There is also the view that although social attitudes and environmental barriers create limits and restrictions upon people with impairments, for example, conversely, there are also certain circumstances where impairment in itself may limit someone’s ability to fit in. Shakespeare (2006) remarks that socio-political accounts of disability have considered that people with impairments do in fact face inherent problems because of their individual deficits. These being over and above the limitations which society and an inaccessible environment present. This is particularly relevant with regards to those with degenerative conditions, where it is difficult to disregard the negative aspects associated with their impairments (Williams, 1999). Carol Thomas (2004) has also considered this concept in relation to explanation of the social model, proposing that in addition to social oppression, disabling aspects can to be attributed to impairment:

Once the term ‘disability’ is ring-fenced to mean forms of oppressive social reactions visited upon people with impairments, there is no need to deny that impairment and illness causes some restrictions of activity, or that in many situations both disability and impairment effects interact to place limits on activity.

Thomas (2004: 29)

This again highlights how the way in which people with impairments are acknowledged by society, depends heavily upon how the term ‘disability’ is perceived, and whether or not it is related to impairment.

Furthermore, how sociologists explain inequality for people with disabilities fundamentally comes down to how they define and explain the term ‘disability’. Medical sociologists, like Bury, have generally taken the view of the medical model, and activists, like Finkelstein and Oliver, have conversely sided more heavily on the social model. There is relevance from both view points to how society and contrived attitudes have aided to discrimination against people with impairments.

Likewise, psychologists view the concept of inclusion for people learning difficulties/disabilities in diverse ways, depending on their general theoretical beliefs. Although Norwich (2000) believes they all tend to lean towards the social model way of thinking, opposed to the medical model, they do all perceive the social model very differently. There is much confusion over the exact focus and possibilities for inclusion in terms of the social model because there are such diverse views on the model itself.

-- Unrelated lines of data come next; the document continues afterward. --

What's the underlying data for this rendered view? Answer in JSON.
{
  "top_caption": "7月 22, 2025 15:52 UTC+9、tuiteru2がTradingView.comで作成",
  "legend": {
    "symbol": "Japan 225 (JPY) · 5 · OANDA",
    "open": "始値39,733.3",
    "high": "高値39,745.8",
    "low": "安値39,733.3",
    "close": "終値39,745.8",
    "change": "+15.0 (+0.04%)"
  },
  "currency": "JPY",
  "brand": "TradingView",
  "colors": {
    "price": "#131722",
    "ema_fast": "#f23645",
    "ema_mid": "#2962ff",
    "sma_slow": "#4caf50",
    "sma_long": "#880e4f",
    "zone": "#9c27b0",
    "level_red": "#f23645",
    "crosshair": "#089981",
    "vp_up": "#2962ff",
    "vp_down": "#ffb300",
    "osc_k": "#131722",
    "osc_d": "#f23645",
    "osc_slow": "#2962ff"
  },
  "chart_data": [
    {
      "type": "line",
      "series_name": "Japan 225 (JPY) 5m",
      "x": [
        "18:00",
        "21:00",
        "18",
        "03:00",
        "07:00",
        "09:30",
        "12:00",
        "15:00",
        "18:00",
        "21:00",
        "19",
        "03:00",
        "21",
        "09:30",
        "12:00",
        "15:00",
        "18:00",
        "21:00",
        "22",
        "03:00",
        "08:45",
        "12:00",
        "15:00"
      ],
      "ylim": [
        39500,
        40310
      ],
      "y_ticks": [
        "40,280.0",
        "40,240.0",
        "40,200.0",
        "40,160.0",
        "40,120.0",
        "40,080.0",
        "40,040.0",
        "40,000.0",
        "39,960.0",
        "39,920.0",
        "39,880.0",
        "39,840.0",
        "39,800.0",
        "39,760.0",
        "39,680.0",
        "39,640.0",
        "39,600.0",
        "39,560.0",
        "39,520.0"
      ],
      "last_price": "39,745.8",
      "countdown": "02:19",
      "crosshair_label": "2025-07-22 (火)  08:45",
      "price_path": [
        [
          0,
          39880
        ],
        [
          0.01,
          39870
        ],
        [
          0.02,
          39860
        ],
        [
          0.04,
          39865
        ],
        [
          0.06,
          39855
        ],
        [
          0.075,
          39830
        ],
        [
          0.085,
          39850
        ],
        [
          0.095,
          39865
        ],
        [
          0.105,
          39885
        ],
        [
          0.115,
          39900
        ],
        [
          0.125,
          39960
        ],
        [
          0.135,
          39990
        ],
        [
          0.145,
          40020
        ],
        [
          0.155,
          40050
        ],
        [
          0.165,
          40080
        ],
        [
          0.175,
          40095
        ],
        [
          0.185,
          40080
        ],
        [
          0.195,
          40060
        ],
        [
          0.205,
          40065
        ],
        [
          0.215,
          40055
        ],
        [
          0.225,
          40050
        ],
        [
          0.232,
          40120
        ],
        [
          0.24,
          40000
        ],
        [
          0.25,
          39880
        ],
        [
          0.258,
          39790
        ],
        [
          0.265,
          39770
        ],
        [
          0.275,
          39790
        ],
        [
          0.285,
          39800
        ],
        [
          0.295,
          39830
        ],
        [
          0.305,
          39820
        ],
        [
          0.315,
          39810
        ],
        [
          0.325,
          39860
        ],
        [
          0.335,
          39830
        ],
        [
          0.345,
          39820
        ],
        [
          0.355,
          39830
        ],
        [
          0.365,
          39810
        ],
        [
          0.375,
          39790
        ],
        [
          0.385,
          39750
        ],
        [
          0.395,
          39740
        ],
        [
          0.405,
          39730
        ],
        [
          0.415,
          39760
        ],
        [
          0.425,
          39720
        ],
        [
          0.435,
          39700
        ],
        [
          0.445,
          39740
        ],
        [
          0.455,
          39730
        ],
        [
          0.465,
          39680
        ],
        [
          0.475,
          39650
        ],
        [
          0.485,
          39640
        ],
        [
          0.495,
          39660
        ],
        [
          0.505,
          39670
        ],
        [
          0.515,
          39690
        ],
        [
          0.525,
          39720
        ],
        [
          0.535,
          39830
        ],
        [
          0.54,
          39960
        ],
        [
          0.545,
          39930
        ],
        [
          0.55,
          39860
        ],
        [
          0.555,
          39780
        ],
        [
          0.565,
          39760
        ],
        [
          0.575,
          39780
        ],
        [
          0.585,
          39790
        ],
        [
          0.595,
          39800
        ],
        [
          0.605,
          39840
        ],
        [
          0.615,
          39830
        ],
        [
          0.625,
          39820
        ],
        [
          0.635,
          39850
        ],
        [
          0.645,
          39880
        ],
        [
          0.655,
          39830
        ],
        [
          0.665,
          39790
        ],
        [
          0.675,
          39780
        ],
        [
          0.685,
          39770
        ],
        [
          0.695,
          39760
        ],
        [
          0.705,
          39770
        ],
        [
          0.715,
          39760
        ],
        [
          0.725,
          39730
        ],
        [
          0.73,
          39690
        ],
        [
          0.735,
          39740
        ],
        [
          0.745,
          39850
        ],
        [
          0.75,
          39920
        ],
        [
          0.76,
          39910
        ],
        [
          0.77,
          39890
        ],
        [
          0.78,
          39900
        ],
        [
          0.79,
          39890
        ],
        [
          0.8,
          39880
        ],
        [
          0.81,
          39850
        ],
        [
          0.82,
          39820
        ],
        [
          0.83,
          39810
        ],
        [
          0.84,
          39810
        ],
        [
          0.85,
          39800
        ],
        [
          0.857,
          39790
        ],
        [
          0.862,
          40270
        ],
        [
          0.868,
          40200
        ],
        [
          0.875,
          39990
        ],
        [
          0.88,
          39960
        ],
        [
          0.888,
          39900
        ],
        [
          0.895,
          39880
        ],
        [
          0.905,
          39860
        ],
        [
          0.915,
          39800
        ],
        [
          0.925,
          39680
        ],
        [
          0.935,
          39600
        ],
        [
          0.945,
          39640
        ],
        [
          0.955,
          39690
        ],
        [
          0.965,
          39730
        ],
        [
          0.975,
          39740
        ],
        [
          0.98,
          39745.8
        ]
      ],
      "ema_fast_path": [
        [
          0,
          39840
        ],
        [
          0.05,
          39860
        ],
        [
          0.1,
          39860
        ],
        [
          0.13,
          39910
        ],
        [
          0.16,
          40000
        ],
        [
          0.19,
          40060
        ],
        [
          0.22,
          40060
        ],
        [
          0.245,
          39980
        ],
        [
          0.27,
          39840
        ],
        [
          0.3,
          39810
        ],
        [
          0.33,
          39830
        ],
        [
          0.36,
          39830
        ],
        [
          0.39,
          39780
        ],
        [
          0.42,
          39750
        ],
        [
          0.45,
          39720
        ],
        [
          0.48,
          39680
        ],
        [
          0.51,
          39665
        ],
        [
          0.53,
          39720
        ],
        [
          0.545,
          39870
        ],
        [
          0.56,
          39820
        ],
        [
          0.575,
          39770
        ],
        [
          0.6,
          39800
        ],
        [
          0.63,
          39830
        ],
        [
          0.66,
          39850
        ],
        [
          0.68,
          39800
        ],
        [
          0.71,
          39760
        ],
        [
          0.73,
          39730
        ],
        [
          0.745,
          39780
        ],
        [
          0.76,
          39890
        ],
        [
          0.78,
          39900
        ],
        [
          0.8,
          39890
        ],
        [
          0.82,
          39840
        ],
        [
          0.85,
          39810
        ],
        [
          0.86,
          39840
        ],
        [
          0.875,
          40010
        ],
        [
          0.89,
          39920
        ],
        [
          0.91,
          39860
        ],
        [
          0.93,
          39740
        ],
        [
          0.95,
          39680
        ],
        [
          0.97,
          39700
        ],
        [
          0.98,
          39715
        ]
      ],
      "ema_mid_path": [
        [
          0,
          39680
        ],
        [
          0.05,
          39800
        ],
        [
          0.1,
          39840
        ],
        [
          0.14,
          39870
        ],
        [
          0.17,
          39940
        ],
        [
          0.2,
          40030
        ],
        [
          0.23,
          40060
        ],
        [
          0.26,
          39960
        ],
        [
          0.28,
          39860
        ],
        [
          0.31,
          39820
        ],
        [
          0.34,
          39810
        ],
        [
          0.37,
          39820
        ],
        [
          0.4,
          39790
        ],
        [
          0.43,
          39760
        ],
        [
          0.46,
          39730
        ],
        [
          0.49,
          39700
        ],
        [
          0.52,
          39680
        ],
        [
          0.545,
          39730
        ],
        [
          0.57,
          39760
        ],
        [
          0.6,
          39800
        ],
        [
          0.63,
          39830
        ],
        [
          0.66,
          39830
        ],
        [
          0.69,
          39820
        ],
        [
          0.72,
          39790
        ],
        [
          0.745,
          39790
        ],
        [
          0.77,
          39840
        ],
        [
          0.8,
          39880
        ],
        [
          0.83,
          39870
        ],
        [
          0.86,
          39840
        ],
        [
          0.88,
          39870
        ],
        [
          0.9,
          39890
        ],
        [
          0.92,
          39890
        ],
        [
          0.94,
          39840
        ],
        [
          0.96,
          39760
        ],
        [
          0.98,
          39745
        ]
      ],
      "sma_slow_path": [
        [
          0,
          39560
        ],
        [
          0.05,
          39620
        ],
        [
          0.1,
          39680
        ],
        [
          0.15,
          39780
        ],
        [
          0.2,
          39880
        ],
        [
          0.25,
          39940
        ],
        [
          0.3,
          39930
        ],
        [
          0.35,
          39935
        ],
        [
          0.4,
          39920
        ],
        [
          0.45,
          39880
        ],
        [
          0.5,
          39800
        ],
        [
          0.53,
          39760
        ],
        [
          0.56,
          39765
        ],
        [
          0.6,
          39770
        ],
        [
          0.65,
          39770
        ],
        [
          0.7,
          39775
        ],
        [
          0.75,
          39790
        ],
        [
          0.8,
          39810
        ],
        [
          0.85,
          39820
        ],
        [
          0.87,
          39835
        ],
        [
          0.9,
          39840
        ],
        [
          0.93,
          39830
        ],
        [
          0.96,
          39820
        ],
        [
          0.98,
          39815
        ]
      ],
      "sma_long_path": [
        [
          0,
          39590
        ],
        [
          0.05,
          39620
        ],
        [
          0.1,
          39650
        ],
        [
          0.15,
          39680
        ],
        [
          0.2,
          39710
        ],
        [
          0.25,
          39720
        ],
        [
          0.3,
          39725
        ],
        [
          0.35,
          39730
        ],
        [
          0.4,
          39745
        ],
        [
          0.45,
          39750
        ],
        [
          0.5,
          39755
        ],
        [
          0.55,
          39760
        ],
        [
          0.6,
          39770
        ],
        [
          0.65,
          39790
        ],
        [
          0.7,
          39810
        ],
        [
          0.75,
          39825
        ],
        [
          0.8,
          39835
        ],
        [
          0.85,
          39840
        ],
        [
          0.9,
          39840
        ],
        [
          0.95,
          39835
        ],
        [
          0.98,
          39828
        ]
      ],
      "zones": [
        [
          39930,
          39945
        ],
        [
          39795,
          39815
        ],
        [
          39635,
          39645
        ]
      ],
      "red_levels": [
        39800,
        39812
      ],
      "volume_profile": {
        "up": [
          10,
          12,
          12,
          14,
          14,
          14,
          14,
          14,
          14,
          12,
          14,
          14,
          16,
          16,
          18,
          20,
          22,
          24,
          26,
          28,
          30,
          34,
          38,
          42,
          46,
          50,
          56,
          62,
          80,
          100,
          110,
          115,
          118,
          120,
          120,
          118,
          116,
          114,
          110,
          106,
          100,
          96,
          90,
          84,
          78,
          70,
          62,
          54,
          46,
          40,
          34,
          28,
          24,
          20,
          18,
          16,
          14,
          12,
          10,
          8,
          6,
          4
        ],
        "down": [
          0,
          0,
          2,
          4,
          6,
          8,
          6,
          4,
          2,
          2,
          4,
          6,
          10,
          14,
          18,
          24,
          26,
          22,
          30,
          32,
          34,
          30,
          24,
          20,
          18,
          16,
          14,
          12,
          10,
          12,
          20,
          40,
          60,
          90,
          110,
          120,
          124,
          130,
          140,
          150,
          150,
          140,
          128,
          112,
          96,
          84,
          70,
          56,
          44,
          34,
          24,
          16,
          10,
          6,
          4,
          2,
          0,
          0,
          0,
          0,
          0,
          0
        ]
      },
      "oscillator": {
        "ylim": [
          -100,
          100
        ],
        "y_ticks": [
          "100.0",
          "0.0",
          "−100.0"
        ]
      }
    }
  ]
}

To conclude, it can be observed that both the medical and social models of disability have affected the possibilities for inclusion for people with learning difficulties/disabilities. Initially, fostering a medical approach devalued and excluded people who were different from society. People were negatively labelled and stereotyped because of this way of thinking, and are often still categorised by their impairment for social policies and the like. It can be noted that opinions are slowly changing, with more consideration now being given to the social attitudes and environmental factors which may affect on how someone with a learning difficulty/disability is included in society. Nonetheless, the focus of the social model is still unclear, more notably in terms of people with learning difficulties. Inclusion is obviously important, and is becoming an increasingly relevant at present. For example, within educational settings, a truly inclusive culture enables all students to learn alongside each other.

However, this is difficult to imagine without determining some level of additional support. This requires some consideration to be given to the degree in which an individual’s impairment impedes upon their learning, thus, to an extent adopting a medical approach. In addition to people with learning difficulties, the fact that people with mental health problems and chronic conditions are also included in the disability category needs to be given more consideration by both the social model and disability rights movement. Shakespeare (1992) agrees with this, and stresses that the identity politics of the disability movement is one of its fundamental failings. All in all, each model has had an affect on the possibilities for inclusion amongst people with learning difficulties/disabilities.